Reputation: 19446
I have found some interesting behavior and do not know why or how to get around it. The activity is a singletask activity, which means onNewIntent() is for the activity while the activity is on the top of the stack. This works fine and well, while the phone's screen is on. Once the screen is off however, the new intent is not received until the phone is "awake" and at that point the onNewIntent() is called. If the activity is not at the top of the stack and the phone is asleep then the activity is started and the onCreate() method is called.
The Activity declared as:
<activity android:name=".MyActivity"
android:launchMode="singleTask"
android:alwaysRetainTaskState="true" >
The Activity is also launched with the FLAG_ACTIVITY_NEW_TASK flag. The intent is launched from a broadcast receiver. If the phone is asleep and the intent is broadcast the activity wakes the phone up with these flags:
getActivity().getWindow().addFlags(WindowManager.LayoutParams.FLAG_TURN_SCREEN_ON);
getActivity().getWindow().addFlags(WindowManager.LayoutParams.FLAG_SHOW_WHEN_LOCKED);
However the activity is not created until the phone is awake when it is on the top of the stack. Right now I am perplexed and not sure where to start. Also my activity uses onSaveInstanceState(). The activity is a FragmentActivity and contains one fragment.

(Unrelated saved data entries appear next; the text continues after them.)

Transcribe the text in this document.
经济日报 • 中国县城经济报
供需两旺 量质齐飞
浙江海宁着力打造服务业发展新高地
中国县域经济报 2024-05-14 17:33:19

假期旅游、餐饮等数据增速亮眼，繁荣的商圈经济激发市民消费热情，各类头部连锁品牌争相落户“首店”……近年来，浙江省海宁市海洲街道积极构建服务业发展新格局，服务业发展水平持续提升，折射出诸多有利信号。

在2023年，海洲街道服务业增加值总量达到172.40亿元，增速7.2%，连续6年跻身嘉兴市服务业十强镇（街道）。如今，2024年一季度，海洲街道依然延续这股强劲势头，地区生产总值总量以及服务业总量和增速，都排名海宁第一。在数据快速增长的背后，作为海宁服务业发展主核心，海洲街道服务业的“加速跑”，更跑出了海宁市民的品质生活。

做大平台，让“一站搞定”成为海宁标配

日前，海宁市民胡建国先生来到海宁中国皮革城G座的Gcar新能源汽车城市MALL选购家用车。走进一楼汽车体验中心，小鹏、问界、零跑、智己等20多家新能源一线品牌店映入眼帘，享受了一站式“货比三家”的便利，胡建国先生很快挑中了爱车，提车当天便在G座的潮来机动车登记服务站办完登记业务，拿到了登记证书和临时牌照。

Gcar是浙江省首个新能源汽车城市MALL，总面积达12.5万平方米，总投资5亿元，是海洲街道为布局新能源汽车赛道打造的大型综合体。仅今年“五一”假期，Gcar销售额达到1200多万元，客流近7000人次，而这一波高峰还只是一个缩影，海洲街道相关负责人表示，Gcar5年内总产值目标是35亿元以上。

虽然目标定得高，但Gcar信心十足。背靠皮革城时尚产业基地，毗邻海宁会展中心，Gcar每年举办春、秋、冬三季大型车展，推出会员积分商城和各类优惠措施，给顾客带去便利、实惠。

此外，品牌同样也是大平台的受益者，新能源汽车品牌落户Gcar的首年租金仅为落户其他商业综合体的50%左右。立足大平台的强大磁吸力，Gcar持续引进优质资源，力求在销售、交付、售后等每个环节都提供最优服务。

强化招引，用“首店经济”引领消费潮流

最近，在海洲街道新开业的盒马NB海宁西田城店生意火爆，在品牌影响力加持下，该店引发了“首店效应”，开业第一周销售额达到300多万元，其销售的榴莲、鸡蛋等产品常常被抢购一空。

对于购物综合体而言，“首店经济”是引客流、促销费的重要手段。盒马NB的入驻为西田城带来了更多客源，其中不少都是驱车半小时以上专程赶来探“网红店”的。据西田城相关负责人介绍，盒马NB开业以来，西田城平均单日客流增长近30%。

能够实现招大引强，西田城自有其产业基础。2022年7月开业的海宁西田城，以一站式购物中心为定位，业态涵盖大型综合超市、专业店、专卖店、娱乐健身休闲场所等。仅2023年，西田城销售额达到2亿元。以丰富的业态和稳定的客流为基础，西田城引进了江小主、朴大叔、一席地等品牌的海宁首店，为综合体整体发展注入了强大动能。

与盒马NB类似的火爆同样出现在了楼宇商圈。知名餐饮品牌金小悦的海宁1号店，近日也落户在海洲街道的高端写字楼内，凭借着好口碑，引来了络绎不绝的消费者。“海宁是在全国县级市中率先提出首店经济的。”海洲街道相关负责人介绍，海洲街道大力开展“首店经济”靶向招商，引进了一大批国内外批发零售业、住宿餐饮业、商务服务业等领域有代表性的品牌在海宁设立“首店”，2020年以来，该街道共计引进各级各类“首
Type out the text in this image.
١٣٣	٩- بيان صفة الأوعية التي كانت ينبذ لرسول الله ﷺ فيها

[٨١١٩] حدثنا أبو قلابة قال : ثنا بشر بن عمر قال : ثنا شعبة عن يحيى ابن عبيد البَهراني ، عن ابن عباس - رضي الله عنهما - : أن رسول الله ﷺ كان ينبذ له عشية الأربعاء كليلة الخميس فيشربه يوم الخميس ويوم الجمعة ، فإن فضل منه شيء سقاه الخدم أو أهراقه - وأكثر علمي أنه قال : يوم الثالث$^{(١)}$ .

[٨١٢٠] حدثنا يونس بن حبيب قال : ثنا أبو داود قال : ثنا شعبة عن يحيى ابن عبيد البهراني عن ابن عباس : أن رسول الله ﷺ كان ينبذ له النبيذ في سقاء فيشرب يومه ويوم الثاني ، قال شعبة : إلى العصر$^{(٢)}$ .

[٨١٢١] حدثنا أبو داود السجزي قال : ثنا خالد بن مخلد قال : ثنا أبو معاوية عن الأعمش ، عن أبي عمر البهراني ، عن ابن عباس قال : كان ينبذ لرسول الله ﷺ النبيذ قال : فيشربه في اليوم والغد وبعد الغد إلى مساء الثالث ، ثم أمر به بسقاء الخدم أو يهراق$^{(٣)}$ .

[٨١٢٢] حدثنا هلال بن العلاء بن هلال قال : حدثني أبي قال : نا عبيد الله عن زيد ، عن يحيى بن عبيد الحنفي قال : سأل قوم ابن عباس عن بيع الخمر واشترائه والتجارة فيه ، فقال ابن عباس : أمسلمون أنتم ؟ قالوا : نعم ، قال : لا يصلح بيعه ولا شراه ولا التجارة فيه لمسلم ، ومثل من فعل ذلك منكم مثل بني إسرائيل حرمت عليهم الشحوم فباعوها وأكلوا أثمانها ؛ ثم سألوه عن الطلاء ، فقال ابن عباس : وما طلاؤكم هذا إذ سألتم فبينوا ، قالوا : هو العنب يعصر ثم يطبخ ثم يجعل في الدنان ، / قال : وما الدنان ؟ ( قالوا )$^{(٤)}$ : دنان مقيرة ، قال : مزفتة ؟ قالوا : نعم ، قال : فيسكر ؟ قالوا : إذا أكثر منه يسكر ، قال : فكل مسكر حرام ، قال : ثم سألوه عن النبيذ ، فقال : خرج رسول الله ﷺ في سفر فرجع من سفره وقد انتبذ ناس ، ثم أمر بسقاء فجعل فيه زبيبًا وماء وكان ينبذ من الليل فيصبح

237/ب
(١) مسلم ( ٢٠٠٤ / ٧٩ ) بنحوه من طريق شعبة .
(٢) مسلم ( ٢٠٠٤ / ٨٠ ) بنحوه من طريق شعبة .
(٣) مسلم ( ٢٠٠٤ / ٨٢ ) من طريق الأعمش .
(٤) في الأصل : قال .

Any help would be greatly appreciated!
Upvotes: 3
Views: 1244
Reputation: 22637
However the activity is not created until the phone is awake when it is on the top of the stack.
As far as i know, that's by design. The only way to wake up the phone and keep it awake is by grabbing a wake lock.
http://developer.android.com/reference/android/os/PowerManager.WakeLock.html
The typical pattern is that you receive some intent to wake up your app, like the network state has changed, or whatever. In your receiver, in onHandleIntent(),
you grab a wake lock. You start a service to do some work, and the service releases the wake lock after it is done.
In your case, the receiver that sends the intent to your activity can grab a partial wake lock, then your activity can grab a screen wake lock. Keep in mind that as long as you hold the wake lock, the phone cannot sleep ... causing it to use much more battery. Wake locks are very dangerous things for that reason.
Note that you must do the lock hand off. If you don't hold a wake lock when onHandleIntent()
returns, the device can go right back to sleep. So it'd be something like,
receiver: acquire partial lock
activity: acquire screen lock
activity: release partial lock
You could also probably just grab the screen lock temporarily, then release it ... the screen would come on, then go off normally according to the display timeout setting.